We got a different taste of the problems UNRWA faces in Jordan after a 30-minute drive south of Amman, at Al-Talibiyah Camp near Amman’s international airport. Wide, open farmland all of the sudden ends at the densely populated area surrounding the camp; the camp itself, founded in 1967, houses about 8,000 refugees in even tighter accommodations. We learned from a long presentation on the camp’s surprisingly advanced and professional urban development program that the camp’s isolated location is perhaps the greatest challenge to increasing its stagnant level of business.
Most Talibiyah refugees camp from Beersheba, now in southern Israel, and Hebron, in the southern West Bank. Interestingly, many camps consist largely of refugees from a certain city or area; it’s like large chunks of cities picked up and transported themselves to various locales around Jordan, and have now been calling Jordanian cities and camps home for decades.

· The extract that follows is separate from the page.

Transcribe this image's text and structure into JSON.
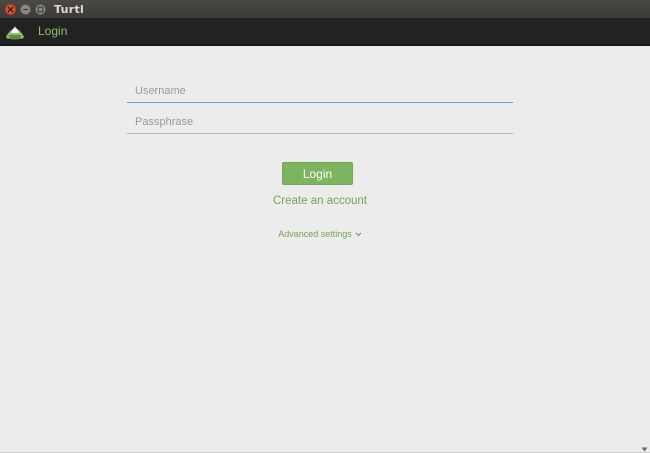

Touring two homes among the hundreds of living accommodations arranged on a military-barracks style grid with narrow alleys gave me my first glimpse into life in camp “shelters,” UNRWA’s apt label for the pathetic, falling-apart buildings that serve as housing for so many refugees. The homes featured corrugated, collapsing roofing; dripping water by exposed wiring; very little natural sunlight; lack of ventilation; and very little privacy.
A UNRWA official asked me if the day’s trip had brought me to “my first camps.” It had, but talking with him and the other officials opened my eyes to how well off the people in these camps were relative to those in places like Lebanon or Gaza. Jordan’s camps looked like other low-income sections of the country – the two in Amman just blended in with the rest of the neighborhoods – save for the fact that they were much more densely packed. But in Lebanon, the officials said, some camps are so cramped and built-up that you can walk through them without seeing any natural sunlight. They told me that Palestinians there are institutionally discriminated against, too, with around 72 professions blocked to them because they are prohibited from joining the professional unions.
The whole day was way more educational and interesting than classes (which I got out of), and I feel very lucky to have gone with such experienced and knowledgeable people. Sorry no photos accompany this post – it wouldn’t have been appropriate to take pictures.
Luckily, I did take tons of photos where I went the next day: Umm Qais, a beautiful, ruin-filled area located in the hills in the northwest corner of Jordan, right on the border with Israel and the Golan Heights. Palestinians come from all over Jordan to check out the view into their former homeland; Tiberias and the Sea of Galilee are extremely close and clearly visible. The place also has really cool bathrooms.